I’m in search of the elusive perfect backup solution. Did I find it? Can you all tell me if this is possible?
- Can restic do file level dedup or is it block level only?
- Does restic store the file/block hash locally?
- If the hash is local, how do backups from other machines benefit by deduplication? Does it have to read every file/block in the backup to determine hashes and then dedup?
- If the dedup is file level, can I go to the backup destination and see the actual files and restore a file without using the restic client?
For me a “perfect backup solution” would be cross platform (Win/Linux) where the deduplication is file level with the hash stored on the destination (or maybe a google/amazon database store of some sort). The client would support storing backups in different sub-folders and support date/time base differentials (such that yesterday’s backup would be a sub-folder with the datetime and today’s would have today’s datetime). The destination could be Google Storage Spaces or Amazon S3 or Glacier. And you could do a restore by going to the backup and grabbing the files you need. What this also infers is that there are pointers for deduplicated files so that today’s backup folder would appear to have the full backup but from a storage perspective only be taking up space for new non-duplicated files and have pointers for the rest. And to make it even MORE challenging, I’d like a process that could run every month or so that would first prune old daily backups leaving monthly backups in tact. And I’d like a way to move old monthly backups (> 1 year) to a cheaper storage solution (like Google Coldline). The latter would actually be possible via script so long as all the other requirements are met. Pruning would need to be in the app.

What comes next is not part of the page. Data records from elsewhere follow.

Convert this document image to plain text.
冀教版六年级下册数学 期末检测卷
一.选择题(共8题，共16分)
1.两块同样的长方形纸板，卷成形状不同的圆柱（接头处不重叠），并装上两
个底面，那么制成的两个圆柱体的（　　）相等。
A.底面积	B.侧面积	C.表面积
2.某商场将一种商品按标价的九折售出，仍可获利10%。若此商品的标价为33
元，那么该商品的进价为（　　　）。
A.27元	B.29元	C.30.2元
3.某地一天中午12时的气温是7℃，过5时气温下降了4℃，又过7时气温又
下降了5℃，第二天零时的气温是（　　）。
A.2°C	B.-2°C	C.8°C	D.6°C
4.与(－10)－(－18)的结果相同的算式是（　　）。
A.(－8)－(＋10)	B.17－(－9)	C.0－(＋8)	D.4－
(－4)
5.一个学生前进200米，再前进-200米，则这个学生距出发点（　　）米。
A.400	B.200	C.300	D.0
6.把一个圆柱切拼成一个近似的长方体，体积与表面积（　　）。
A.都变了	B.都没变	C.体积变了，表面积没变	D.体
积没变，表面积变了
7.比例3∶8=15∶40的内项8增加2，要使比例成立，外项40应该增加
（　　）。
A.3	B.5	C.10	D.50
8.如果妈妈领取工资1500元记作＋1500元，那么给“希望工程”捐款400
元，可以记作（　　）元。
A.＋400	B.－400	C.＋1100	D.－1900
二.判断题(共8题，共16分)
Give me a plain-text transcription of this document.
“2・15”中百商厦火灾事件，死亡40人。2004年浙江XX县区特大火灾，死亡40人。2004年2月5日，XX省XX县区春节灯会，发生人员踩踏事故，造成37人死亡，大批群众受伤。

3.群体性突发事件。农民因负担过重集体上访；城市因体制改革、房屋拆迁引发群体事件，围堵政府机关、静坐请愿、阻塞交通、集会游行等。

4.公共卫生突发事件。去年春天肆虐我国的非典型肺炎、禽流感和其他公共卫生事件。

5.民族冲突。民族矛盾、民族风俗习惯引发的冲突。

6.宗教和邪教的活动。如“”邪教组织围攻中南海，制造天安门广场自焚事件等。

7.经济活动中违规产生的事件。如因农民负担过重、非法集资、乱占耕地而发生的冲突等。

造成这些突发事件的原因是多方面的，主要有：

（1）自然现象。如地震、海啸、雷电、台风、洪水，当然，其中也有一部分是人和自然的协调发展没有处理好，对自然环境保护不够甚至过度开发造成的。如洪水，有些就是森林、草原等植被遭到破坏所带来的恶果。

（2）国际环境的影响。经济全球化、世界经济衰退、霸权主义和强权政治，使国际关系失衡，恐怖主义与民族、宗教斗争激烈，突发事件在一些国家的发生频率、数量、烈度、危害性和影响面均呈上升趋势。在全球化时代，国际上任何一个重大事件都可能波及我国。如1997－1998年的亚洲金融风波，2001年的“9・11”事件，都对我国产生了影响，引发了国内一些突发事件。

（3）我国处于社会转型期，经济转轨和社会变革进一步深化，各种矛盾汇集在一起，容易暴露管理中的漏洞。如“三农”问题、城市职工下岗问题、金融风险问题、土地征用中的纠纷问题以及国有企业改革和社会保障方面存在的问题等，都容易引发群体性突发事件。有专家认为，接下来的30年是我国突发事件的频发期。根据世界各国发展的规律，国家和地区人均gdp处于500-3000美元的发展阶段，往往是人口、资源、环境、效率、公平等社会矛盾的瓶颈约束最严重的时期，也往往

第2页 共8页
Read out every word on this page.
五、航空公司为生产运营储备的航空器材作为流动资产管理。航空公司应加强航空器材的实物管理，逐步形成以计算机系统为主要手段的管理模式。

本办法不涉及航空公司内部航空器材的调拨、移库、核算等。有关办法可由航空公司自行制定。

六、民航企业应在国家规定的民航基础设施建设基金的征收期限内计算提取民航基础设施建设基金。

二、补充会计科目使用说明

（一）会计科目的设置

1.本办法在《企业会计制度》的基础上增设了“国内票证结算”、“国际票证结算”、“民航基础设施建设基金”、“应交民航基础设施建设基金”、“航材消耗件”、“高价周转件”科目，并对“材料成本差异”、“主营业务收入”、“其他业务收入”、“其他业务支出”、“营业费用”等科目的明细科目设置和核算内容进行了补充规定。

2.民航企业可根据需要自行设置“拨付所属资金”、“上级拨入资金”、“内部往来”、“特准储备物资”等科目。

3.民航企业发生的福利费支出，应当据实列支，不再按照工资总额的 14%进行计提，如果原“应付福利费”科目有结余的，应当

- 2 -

What scenario would drive me to want these features? I host websites for my clients that I do dev work for. I have multiple web and database servers and I know there is a ton of duplication (especially with all the wordpress sites). I want to be able to maintain point-in-time backups using the least amount of space (without a huge overhead) and be able to easily go restore or copy a file or directory without having to go through a client. And due to cost and reliability I want to use Google/AWS file services. I know, this is probably a pipe dream.
So if restic can’t do this, does anyone have any solutions that may? Or is there a way to use something else with restic to do what I’m looking for?